100 Jahre Basler Musikhistorie


JUBILÄUM / Das Philharmonische Orchester Basel überraschte mit einer Uraufführung und einem Solisten.


von Giselle Reimann


BASEL. Im Jahr 1904 wurde der Christliche Orchesterverein Basel gegründet, 1923 wurde er auf den Namen «Philharmonischer Orchesterverein Basel» umgetauft. Heute heisst das Amateurorchester «Philharmonisches Orchester Basel» und feiert sein 100-Jahr-Jubiläum mit einem abwechslungsreichen Programm.


Das Orchester sei ein Stück Basler Musikgeschichte, meinte Peter Heer, Präsident des Philharmonischen Orchestervereins Basel, in seiner Jubiläumsrede. Klassik und Romantik bildeten das Herz der Programme. Mehr und mehr würde sich das Orchester aber auch an neuere Werke heranwagen beispielsweise «Biotit» von Jost Meier, welches an diesem Abend uraufgeführt wurde. Bevor es aber so weit war, überbrachte der Basler Regierungsrat Hans Martin Tschudi der Jubilarin die Glückwünsche der Regierung und betonte, dass Laienformationen wie das Philharmonische Orchester viel zum Ruf Basels als Kulturstadt beitrügen, indem sie den Zugang zur Musik erleichtern und Hemmschwellen abbauten.


Das äusserst zahlreich erschienene Publikum konnte sich in der Folge selber davon überzeugen, dass die beiden Redner nicht in zu hohen Tönen gesprochen hatten: Mit «Biotit» als Einstieg wagte das Orchester quasi den Sprung ins kalte Wasser. Mit Engagement zeigten die rund sechzig Musikerinnen und Musiker, wie das Mineral «Biotit» in vertonter Form aussieht. Das Publikum hörte das Gestein glitzern, bersten, schiefem und hart aufschlagen. In regelmässigen Abständen kehrte die Musik zurück zu extrem ruhigen und breit gefassten, dünn instrumentalisierten Abschnitten – ein Hinweis auf die Zeitlosigkeit von Steinen?


Mit dem Klavierkonzert Nr.3 von Ludwig van Beethoven kehrte das Orchester zurück in heimischere Gefilde, nämlich die Klassik. Eine grosse Überraschung war der Schweizer Pianist Adrian Oetiker: Der Solist glänzte mit tadellosen Läufen und unermesslich gefühlvollen Adagio-Passagen und hatte das Publikum schnell auf seiner Seite. Zuweilen gab es leichte Verschiebungen zwischen Solist und Orchester, die Dirigent Jonathan Brett I Harrison aber gut auffangen konnte.

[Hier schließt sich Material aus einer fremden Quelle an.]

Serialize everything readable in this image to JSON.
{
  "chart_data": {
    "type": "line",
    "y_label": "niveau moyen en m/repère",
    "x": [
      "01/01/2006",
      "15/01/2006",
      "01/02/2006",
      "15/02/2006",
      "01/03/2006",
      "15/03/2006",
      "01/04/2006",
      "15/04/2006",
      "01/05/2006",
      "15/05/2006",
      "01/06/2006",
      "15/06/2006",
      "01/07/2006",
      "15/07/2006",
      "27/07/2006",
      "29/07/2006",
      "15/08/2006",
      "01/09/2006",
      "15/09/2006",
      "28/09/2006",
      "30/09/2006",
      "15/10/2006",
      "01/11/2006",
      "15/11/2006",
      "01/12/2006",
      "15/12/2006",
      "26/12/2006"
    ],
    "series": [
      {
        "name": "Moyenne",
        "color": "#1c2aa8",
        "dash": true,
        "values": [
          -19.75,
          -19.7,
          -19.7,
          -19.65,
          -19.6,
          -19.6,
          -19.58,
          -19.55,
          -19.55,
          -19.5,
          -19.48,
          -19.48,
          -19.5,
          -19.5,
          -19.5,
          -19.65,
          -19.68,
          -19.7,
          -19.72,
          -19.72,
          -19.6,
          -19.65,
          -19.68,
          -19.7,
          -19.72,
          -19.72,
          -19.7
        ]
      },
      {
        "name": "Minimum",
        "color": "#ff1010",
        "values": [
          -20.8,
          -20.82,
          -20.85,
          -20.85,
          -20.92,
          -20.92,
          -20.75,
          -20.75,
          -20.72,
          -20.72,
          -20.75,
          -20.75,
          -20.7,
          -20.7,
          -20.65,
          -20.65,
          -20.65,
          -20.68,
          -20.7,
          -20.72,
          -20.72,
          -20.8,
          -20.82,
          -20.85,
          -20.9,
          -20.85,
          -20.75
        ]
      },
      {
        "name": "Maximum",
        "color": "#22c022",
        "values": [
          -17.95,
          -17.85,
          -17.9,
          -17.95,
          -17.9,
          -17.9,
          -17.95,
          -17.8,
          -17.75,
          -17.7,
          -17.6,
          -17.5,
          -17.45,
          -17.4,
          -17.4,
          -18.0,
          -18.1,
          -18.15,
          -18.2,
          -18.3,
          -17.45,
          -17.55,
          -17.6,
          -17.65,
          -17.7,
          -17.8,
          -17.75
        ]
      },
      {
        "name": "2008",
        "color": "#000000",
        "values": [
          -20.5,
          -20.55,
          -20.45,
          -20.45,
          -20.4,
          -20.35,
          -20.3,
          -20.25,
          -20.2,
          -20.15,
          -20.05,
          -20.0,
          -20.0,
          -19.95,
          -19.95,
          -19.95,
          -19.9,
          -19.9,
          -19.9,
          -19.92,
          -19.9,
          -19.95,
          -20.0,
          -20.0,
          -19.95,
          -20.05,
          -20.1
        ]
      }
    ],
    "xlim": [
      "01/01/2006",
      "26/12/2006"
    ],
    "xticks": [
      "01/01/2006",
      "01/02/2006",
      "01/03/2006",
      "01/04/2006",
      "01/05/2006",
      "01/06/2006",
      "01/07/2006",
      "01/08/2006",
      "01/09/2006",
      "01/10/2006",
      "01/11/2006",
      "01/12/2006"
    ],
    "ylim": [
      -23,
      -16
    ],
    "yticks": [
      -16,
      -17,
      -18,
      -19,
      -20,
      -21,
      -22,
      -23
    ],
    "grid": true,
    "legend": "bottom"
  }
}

Zum Schluss setzte das Orchester noch einmal alle Energie für Antonín Dvořáks Sinfonie Nr.8 frei. Intonationsprobleme im ersten Satz wurden schnell korrigiert. Das Philharmonische Orchester war bis zum letzten Schlussakkord voll und ganz bei der Sache. Alles in allem geriet das Konzert etwas sehr lange, war aber aus der Sicht des Publikums ein voller Erfolg.